If you're not already doing so, saving into a 401K is a critical element in preparing for retirement. The money you're saving is pre-tax dollars -- that means you're not being taxed by the government for your contributions every month, so more money is going into your account by saving it than would normally go into your paycheck if you didn't choose to save it. In 2010, the maximum savings limit for a 401K is $16,500; if you can, max it out. It's painful in the beginning to watch that money float from your paycheck, but it's wise to budget around it and not think about it. Get in the habit of saving in your 401K, and over time, it'll be easy to stick with. Most importantly, take advantage and save up to the matching contribution that your company offers. By not doing so, that's leaving free money on the table.

Consider Other Vehicles for Saving

With this one, we're talking about IRAs and mutual funds. Individual Retirement Accounts (IRAs) of various forms (Traditional, Simple and Roth) are available via a local bank or credit union, and are great for those who don't get offered a 401K. (Believe it or not, nearly half of Americans don't get offered a 401K by their employer, according to the Employee Benefits Research Institute.) If your employer offers direct deposit, they likely offer direct deposit to more than one account, so send some of your bi-weekly earnings toward your retirement account of choice. As for mutual funds, a lot of them have account minimum amounts that might be fairly high. To achieve a diversified portfolio, Collinson recommends understanding your risk profile (how much risk you can withstand for your age and time before retirement), and look into funds where you can achieve diversification without putting money into multiple accounts. Strategic allocation funds and target maturity funds, also called target-date funds, are great options that naturally diversify for you. Look into them, but remember: the key is to understand what you're investing in and to read the fine print.
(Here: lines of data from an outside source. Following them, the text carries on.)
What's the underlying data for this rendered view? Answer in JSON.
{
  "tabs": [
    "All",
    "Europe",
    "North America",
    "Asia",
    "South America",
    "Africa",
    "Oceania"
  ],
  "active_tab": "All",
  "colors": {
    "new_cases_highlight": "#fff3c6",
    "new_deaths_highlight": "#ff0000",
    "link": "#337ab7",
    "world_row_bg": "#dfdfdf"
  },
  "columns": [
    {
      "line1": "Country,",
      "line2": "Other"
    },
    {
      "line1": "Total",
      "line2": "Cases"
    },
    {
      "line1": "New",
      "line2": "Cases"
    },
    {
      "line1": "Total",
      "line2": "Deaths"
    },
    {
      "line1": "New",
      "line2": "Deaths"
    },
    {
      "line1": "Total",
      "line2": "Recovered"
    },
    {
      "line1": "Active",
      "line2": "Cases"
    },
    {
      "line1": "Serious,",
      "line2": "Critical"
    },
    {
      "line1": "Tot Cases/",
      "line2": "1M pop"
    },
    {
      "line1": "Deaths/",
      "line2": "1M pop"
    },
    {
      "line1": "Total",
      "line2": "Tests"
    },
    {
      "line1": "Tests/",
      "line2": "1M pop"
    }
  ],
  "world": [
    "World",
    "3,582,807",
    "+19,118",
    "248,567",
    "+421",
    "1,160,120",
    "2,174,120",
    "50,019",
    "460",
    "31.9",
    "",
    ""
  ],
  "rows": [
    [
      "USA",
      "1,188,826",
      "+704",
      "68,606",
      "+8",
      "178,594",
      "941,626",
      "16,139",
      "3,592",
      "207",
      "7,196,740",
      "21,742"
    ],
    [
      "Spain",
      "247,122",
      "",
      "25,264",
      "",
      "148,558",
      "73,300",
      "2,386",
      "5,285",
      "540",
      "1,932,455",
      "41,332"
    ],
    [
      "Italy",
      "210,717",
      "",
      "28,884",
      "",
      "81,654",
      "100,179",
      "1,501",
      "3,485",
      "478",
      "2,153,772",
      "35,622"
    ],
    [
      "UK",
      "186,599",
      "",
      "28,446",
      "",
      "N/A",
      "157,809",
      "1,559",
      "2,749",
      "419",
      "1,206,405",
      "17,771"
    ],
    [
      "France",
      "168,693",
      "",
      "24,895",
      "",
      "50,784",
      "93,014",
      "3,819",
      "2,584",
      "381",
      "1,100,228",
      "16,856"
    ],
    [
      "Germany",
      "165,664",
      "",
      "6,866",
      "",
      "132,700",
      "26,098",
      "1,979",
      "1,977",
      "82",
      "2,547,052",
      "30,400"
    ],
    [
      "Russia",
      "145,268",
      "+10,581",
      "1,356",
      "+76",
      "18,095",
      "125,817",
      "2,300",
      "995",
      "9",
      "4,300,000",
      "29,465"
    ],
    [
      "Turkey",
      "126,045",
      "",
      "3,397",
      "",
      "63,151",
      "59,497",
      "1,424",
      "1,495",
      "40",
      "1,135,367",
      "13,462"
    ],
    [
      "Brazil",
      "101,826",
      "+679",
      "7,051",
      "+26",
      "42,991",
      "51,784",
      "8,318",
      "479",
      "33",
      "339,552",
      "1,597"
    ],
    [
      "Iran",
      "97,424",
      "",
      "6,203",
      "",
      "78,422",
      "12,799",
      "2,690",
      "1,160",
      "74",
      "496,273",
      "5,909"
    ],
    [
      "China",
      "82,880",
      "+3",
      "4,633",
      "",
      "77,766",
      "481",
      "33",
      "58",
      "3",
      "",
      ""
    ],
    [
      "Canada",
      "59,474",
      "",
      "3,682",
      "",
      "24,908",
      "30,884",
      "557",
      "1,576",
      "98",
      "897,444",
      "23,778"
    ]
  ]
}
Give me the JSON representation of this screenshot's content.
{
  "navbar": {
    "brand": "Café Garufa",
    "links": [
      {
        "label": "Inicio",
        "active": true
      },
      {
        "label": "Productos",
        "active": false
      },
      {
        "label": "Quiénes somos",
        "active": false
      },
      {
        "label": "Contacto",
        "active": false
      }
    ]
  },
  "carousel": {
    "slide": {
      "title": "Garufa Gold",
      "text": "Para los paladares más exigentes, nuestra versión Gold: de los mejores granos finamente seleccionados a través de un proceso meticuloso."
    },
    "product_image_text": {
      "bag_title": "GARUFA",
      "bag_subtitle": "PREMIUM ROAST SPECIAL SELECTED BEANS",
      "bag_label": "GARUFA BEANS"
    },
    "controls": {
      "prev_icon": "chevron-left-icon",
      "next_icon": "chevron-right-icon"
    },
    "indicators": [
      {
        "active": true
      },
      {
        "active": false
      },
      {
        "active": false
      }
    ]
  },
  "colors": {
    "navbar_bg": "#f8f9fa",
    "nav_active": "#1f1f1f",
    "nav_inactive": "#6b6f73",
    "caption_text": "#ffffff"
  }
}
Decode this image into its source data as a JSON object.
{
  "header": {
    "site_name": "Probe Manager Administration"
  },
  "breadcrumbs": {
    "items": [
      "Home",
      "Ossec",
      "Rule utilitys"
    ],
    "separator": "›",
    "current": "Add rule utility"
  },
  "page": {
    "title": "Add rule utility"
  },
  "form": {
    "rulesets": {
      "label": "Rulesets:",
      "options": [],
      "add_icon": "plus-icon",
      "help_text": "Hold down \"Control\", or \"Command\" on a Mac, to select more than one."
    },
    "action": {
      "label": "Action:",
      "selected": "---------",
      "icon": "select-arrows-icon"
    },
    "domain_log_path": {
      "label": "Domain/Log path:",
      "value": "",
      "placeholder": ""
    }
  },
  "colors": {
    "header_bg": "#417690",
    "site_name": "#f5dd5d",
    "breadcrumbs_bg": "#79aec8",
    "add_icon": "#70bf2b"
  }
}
Remember: It's Never Too Late

It's never too soon or late to start saving, Collinson says, and it is true -- every penny counts. For women, the wage gap is still alive and well, which affects our ability to retire when we want to. "By and large, retirement is not on our radar screen in such a way where we are taking action," Collinson says. No matter what age you are and how far along you are in your savings, it's important to just take the first step toward building a stronger financial future. "Do the best you can with what you've got and always remember to look at your overall financial health, and that includes retirement."